Source: Discrete Niskin bottle samples analyzed in the laboratory. Values are exported from LIMS as data.txt and loaded in the CTD tab.
How it is calculated: All bottle samples at depths ≤ 20 m are averaged per station (compute_lims_chl_avg()). Integrated hose samples (those with "-SLA_" in the sample number) are excluded from this calculation. If a station appears with slightly varying coordinates across rows, all rows are collapsed to a single map point.
Unit: Analytically measured Chl-a in µg/L (filtered and extracted, quality-controlled by the laboratory).
Availability: Laboratory results are typically available a few days after the cruise in delayed mode.
Best for: The highest-quality chlorophyll map once laboratory results are available.

LIMS hose (0–10 m)

Source: Hose (integrated) samples analyzed in the laboratory. The same LIMS data.txt export is used; rows where the sample number (SMPNO) contains "-SLA_" are identified as hose samples.
How it is identified: Hose samples represent a water-column integration over 0–10 m collected with a hose sampler rather than a discrete Niskin bottle.
How it is calculated: All hose samples at a station are averaged (compute_lims_hose_avg()). No depth filtering is applied because the hose already integrates the surface layer.

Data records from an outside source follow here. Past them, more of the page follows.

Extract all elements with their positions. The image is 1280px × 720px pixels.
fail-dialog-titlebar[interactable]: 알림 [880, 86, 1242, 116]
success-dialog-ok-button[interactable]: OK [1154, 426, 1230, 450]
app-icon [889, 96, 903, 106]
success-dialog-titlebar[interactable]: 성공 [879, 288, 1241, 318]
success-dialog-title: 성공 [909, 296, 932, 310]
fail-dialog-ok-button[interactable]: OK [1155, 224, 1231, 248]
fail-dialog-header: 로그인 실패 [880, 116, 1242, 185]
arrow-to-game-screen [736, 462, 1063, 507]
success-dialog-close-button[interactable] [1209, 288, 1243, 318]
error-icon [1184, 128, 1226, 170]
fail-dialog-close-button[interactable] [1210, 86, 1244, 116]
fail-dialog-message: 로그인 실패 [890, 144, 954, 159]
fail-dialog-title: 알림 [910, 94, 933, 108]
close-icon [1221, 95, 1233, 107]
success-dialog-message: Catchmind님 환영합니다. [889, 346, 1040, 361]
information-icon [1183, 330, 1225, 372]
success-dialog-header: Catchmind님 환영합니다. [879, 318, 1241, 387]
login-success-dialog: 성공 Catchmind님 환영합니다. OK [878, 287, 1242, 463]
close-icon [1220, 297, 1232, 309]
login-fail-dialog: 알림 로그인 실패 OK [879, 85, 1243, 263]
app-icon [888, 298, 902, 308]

Unit: Analytically measured Chl-a in µg/L.
Availability: As for LIMS bottle — available in delayed mode a few days after the cruise.
Best for: Direct comparison with the regular phytoplankton microscopy monitoring, since microscope samples are also taken from the hose. This makes LIMS hose the most consistent chlorophyll reference for stations where standard monitoring is carried out.